I recently re-installed my NVIDIA drivers (someone in the lab broke the server trying to install them, and for the life of me I have no idea what went wrong) and managed to compile the latest PyTorch build from source (which previously had thrown errors related to CUDA, suggesting that PyTorch unsurprisingly doesn’t compile if you’re using old drivers). Yay!
Then I went to run a little piece of code that’s basically just GPU-accelerated numpy, and which I had run about a thousand times previously without error, and it starts throwing the device-side assert error 59. The strangest thing about this was that it was throwing the error on an allocation call–the exact line was
It turned out the issue was in the line above, where I call index_select on a different tensor using a variable that can vary widely–the issue was that I clamped my indices incorrectly:
out = inp.index_select(2, torch.clamp(index, 0, inp.size()[-1])).

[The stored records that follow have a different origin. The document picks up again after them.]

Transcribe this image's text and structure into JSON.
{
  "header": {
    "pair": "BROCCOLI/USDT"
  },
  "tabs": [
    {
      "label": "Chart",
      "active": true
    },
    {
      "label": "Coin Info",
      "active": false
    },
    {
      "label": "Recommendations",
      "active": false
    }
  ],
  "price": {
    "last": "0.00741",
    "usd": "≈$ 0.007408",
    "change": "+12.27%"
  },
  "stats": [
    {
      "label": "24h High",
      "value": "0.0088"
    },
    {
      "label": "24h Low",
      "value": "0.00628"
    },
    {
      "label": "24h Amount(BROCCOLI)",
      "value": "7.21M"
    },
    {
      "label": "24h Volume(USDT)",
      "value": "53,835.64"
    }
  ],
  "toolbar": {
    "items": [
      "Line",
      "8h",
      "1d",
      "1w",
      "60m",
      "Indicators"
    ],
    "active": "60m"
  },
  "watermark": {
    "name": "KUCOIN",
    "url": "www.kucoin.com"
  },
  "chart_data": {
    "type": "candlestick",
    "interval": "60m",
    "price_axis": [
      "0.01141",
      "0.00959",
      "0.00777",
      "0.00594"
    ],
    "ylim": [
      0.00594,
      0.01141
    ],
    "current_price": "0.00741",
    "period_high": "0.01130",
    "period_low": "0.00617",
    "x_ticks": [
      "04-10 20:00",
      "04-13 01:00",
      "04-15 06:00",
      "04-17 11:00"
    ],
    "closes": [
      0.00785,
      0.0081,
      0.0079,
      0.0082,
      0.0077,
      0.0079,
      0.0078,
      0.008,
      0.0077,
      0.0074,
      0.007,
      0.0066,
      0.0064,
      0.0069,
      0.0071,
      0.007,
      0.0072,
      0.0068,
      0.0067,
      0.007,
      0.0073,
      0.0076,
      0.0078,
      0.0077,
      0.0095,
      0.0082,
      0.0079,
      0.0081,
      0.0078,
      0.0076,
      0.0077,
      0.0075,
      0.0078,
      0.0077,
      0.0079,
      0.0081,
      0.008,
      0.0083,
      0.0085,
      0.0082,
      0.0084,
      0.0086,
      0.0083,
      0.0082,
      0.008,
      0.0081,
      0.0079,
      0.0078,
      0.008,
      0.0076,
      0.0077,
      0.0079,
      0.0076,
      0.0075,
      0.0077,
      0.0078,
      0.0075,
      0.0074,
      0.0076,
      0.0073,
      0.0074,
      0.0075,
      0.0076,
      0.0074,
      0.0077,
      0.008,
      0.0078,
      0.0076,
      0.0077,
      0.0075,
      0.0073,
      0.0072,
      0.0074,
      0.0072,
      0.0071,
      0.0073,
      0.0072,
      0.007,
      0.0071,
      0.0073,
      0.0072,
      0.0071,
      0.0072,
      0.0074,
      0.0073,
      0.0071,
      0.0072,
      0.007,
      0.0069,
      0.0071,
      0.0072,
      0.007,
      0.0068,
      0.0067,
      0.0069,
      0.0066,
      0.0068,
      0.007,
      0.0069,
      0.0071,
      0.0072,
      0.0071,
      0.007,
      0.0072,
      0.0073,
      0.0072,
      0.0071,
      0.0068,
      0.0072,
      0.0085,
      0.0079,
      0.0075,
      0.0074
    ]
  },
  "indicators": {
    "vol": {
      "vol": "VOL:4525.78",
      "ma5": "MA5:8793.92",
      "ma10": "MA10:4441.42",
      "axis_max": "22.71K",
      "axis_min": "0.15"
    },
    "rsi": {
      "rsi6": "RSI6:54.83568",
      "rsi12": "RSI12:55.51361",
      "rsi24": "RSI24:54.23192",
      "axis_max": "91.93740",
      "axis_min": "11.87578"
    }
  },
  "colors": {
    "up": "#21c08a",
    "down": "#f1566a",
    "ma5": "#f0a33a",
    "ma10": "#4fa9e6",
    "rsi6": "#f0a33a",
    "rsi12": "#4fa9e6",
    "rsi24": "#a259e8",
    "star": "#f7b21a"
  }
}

Which should obviously be clamped to
0, inp.size()[-1] - 1 since python is zero-indexed. (Sidenote, switching between python and MATLAB daily is awful). Anyhow, there’s two interesting things about this–the first is that while using the previous drivers (361.45) this did not ever throw any errors, and I was able to incorrectly index_select these tensors without issue (I know for certain that the “index” value was able to go above the size of that axis, so it’s not that I wasn’t hitting that use-case), and the second is that the error only became apparent after the calls to index_select; i.e. I’m able to cause this error, but it won’t show up until I try to do something else, at which point it shows up as a cuda runtime error.
TL; DR: I think it makes sense to add some index checking in index_select that says “if you’re trying to select a value along this index which is greater than the length of the index minus one, raise an error,” or clamp it if there’s some other intended behavior. Otherwise it throws an assert error after the line that actually causes the error.